El pasillo que comunicaba ambos apartamentos era lo suficientemente espacioso como para poder escuchar perfectamente cuando alguien llegaba a aquella planta; había sido testigo de la llegada de la feliz pareja apenas unos minutos antes, mientras yo me quedaba tumbado en mitad del pasillo de la entrada con la mirada fija en el techo, dejando el tiempo pasar.

Además, tenía que reconocer que compartía pared con el apartamento de Patrick. Una pared que parecía estar hecha de papel, ya que, en ocasiones, era capaz de escuchar lo que sucedía al otro lado.

Y comencé a odiar esa proximidad cuando escuché los primeros gemidos. Debido al control que había conseguido en la Academia Militar logré ignorarlos, pensar en cualquier otra cosa; pero todo aquello se fue a la mierda cuando el cabecero empezó a chocar contra la pared y el volumen de los gemidos y gritos de ambos se elevó hasta llenar toda la habitación.

Había dado por supuesto que en los cuatro meses que habíamos pasados separados eso había servido para unir, de algún modo, a Patrick y a Genevieve. Hasta ese jodido punto.

Arg, tendría que haberme quedado en mi casa, con mis hermanos pequeños y sin estar sufriendo aquella puta agonía mientras esos dos disfrutaban del colchón, del somier y de la jodida cama entera. Me sentía sucio por estar allí; casi parecía un jodido perturbado voyeur que disfrutaba escuchando a las parejas follando mientras yo me notaba con el estómago revuelto y el corazón completamente vacío.

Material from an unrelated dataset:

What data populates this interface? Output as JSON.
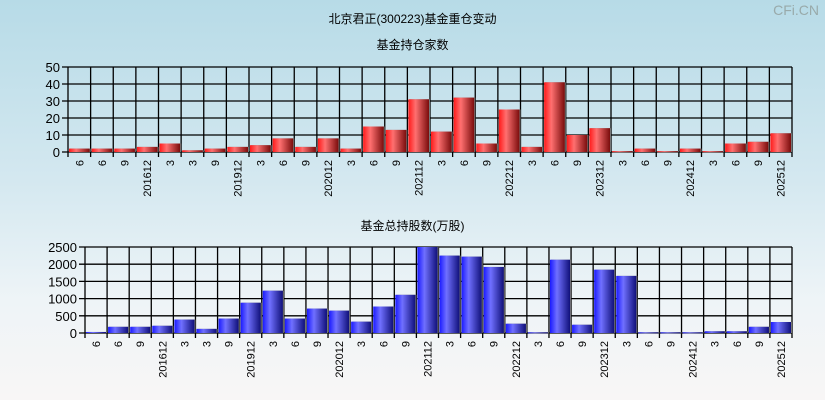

Me recordé que había sido yo quien había empujado de algún modo a Genevieve a que decidiera dar un paso más allá con su relación con Patrick. Y, al parecer, se complementaban demasiado bien en la cama.

Los inconfundibles gemidos de Genevieve me taladraron los oídos, trayéndome a la memoria cuando era yo quien la hacía disfrutar de aquella forma; cuando éramos nosotros dos los que disfrutábamos en una cama. Cuando era feliz.

Decidí ponerme en marcha antes de que tuviera que unirme a la fiesta a mi manera, pelándomela como si fuera un puto mono en celo; subí al invernadero que tenía en el piso superior con la esperanza de poder calmarme. Allí me encontré a Brutus sobre el sofá que tenía allí, destrozando uno de los cojines.

El cachorro de dóberman alzó sus orejas mientras sus ojillos se clavaban en mí. Había decidido sucumbir al capricho de tener un perro y me había comprado a Brutus con la intención de que pudiera aliviarme y salvarme de aquella soledad que se estaba convirtiendo en un auténtico castigo para mí.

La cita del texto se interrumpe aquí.